Kabar duka datang dari Meksiko. Juan Pedro Franco, pria yang sempat dinobatkan sebagai manusia terberat di dunia, dilaporkan meninggal dunia pada usia 41 tahun. Franco mengembuskan napas terakhirnya kemarin akibat masalah kesehatan serius, tepatnya infeksi ginjal yang memperburuk kondisi fisik dan sistemik tubuhnya.
Kabar kepergian Franco dikonfirmasi langsung oleh dokter yang selama ini merawatnya, Dr Jose Antonio Castañeda. Dalam pernyataan resminya, dokter tersebut menjelaskan komplikasi medis yang dialami pasiennya tersebut.
"Dalam beberapa hari terakhir, kondisi kesehatannya memburuk karena infeksi ginjal yang berkembang dengan komplikasi sistemik, yang menyebabkan kematiannya saat dirawat di rumah sakit," ujar Castañeda.Nama Juan Pedro Franco mulai dikenal dunia setelah ia meraih Rekor Dunia Guinness pada tahun 2017. Saat itu, ia tercatat sebagai pria terberat di dunia dengan bobot mencapai 595 kilogram.
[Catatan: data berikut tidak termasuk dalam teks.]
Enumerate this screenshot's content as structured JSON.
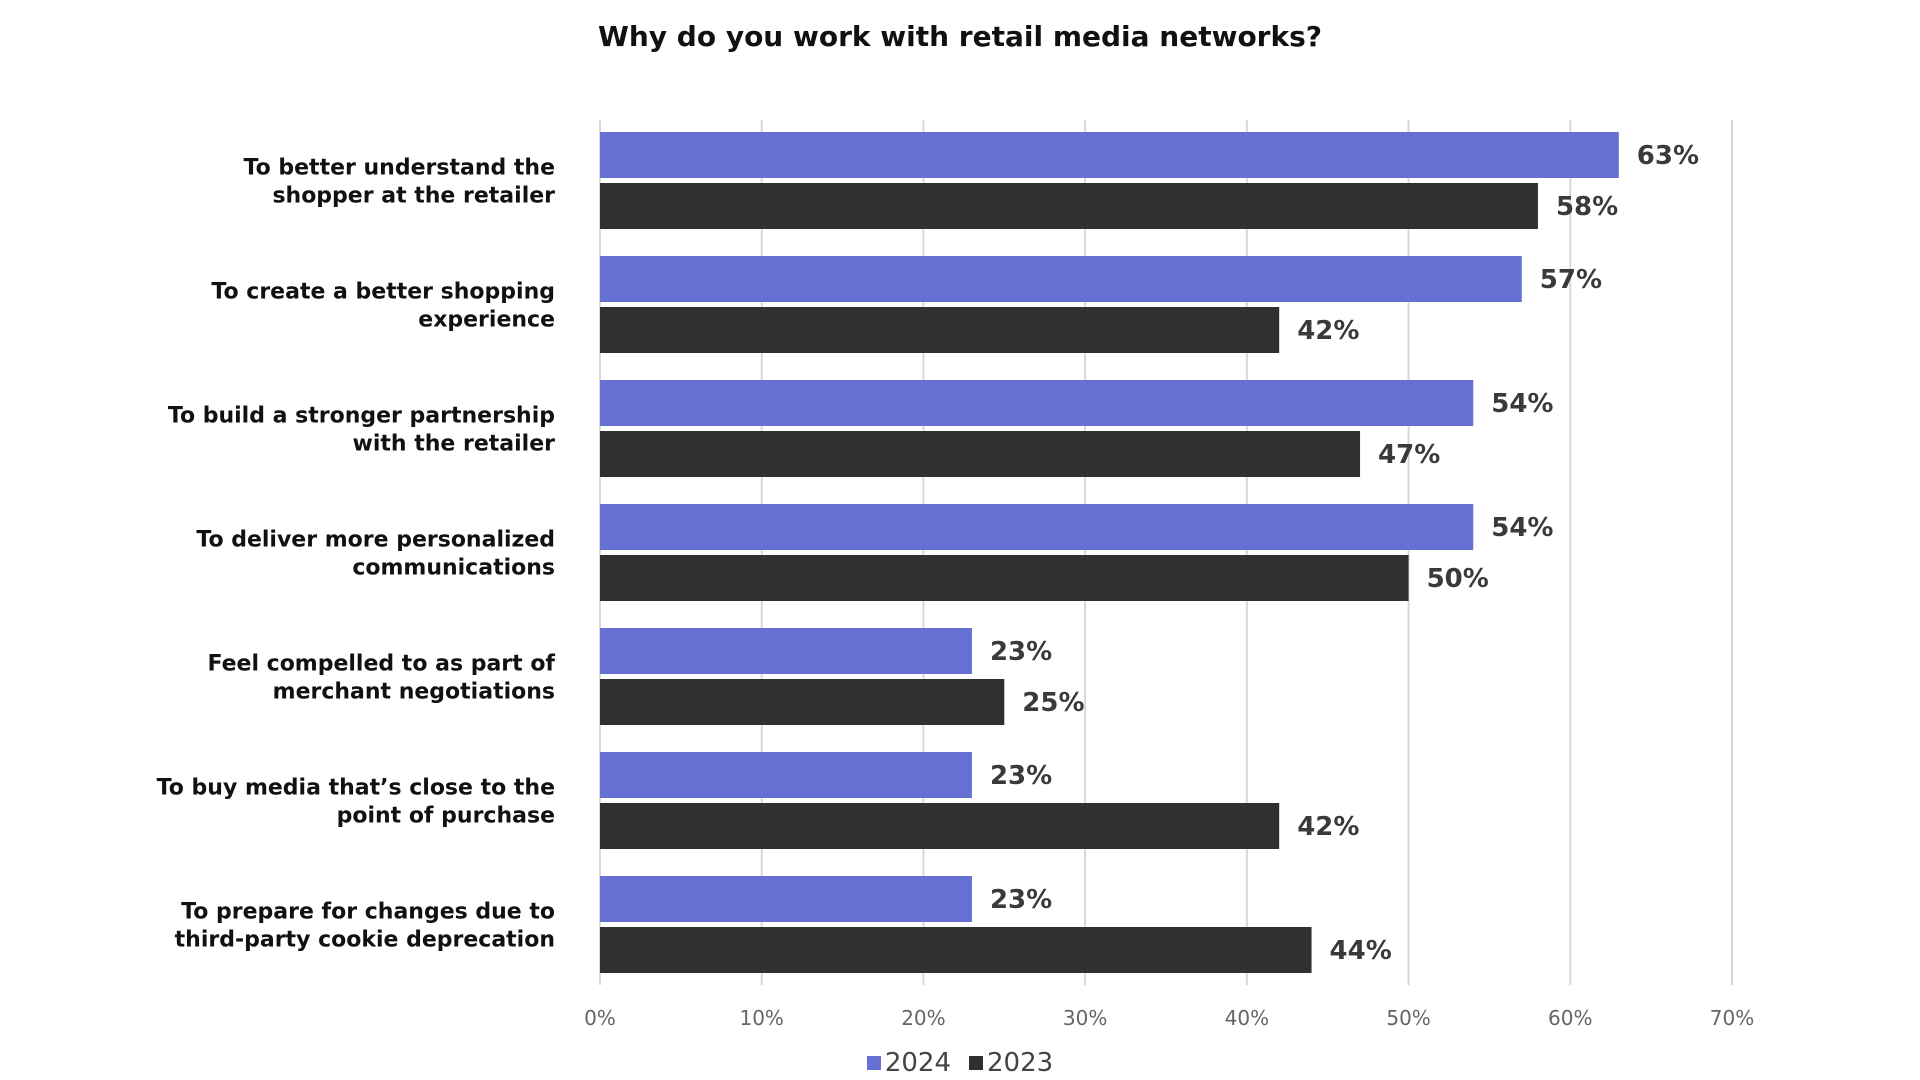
{
  "chart_data": {
    "type": "bar",
    "orientation": "horizontal",
    "title": "Why do you work with retail media networks?",
    "categories": [
      [
        "To better understand the",
        "shopper at the retailer"
      ],
      [
        "To create a better shopping",
        "experience"
      ],
      [
        "To build a stronger partnership",
        "with the retailer"
      ],
      [
        "To deliver more personalized",
        "communications"
      ],
      [
        "Feel compelled to as part of",
        "merchant negotiations"
      ],
      [
        "To buy media that’s close to the",
        "point of purchase"
      ],
      [
        "To prepare for changes due to",
        "third-party cookie deprecation"
      ]
    ],
    "series": [
      {
        "name": "2024",
        "color": "#6670d3",
        "values": [
          63,
          57,
          54,
          54,
          23,
          23,
          23
        ],
        "labels": [
          "63%",
          "57%",
          "54%",
          "54%",
          "23%",
          "23%",
          "23%"
        ]
      },
      {
        "name": "2023",
        "color": "#303030",
        "values": [
          58,
          42,
          47,
          50,
          25,
          42,
          44
        ],
        "labels": [
          "58%",
          "42%",
          "47%",
          "50%",
          "25%",
          "42%",
          "44%"
        ]
      }
    ],
    "xlim": [
      0,
      70
    ],
    "xticks": [
      "0%",
      "10%",
      "20%",
      "30%",
      "40%",
      "50%",
      "60%",
      "70%"
    ],
    "grid": true,
    "gridColor": "#d9d9d9",
    "legendPlacement": "bottom-center"
  }
}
Kondisi tersebut membuatnya hanya bisa terbaring di tempat tidur selama bertahun-tahun.
Sejak tahun 2017, Franco berkomitmen untuk mengubah hidupnya di bawah bimbingan Dr Castañeda. Ia menjalani program medis ketat yang mencakup diet Mediterania berbasis sayuran dan buah-buahan. Tak hanya itu, ia juga menjalani dua prosedur bedah besar, yakni operasi pengecilan lambung (gastric sleeve) dan bypass lambung (gastric bypass).
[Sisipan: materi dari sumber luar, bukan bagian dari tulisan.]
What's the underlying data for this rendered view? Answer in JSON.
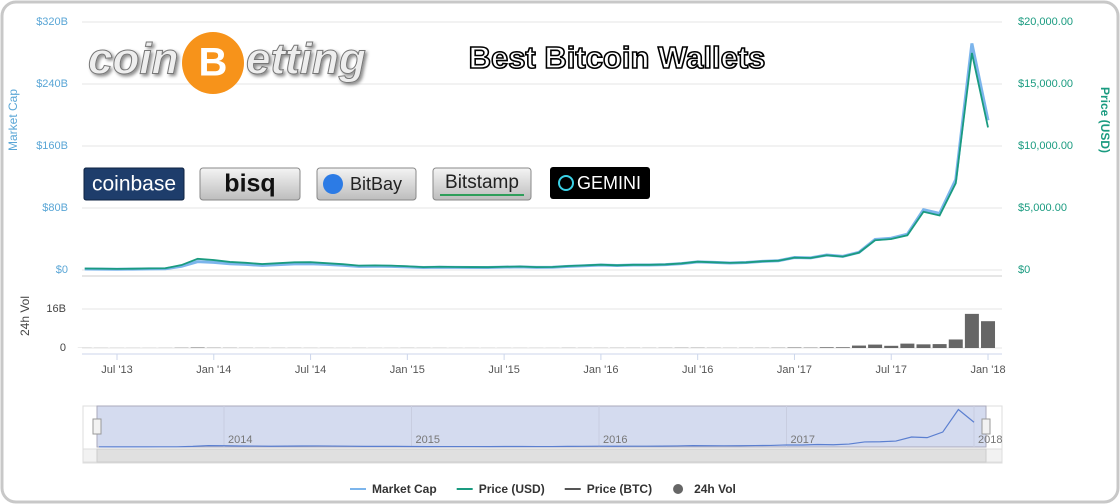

Hasil dari intervensi medis tersebut sangat luar biasa. Franco berhasil menurunkan hampir setengah dari berat badan awalnya. Bahkan pada tahun 2020, keberhasilan proses bariatriknya teruji ketika ia mampu bertahan dan sembuh dari paparan Covid-19, sebuah prestasi medis yang mencerminkan peningkatan drastis kebugaran tubuhnya.
Seusai kepergian Franco, Castañeda menekankan bahwa menangani kasus obesitas ekstrem adalah proses medis yang "kompleks dan menantang". Ia berharap kisah Franco dapat membuka mata dunia bahwa obesitas adalah penyakit yang memerlukan empati dan sains, bukan stigma.
Sang dokter juga memberikan apresiasi mendalam kepada mendiang pasiennya. "Berkat ketekunan, ketahanan, dan kejujurannya dalam berbagi kisah hidupnya, yang membangkitkan empati pada banyak orang dan memotivasi orang lain untuk menghadapi tantangan kesehatan mereka sendiri," tutupnya.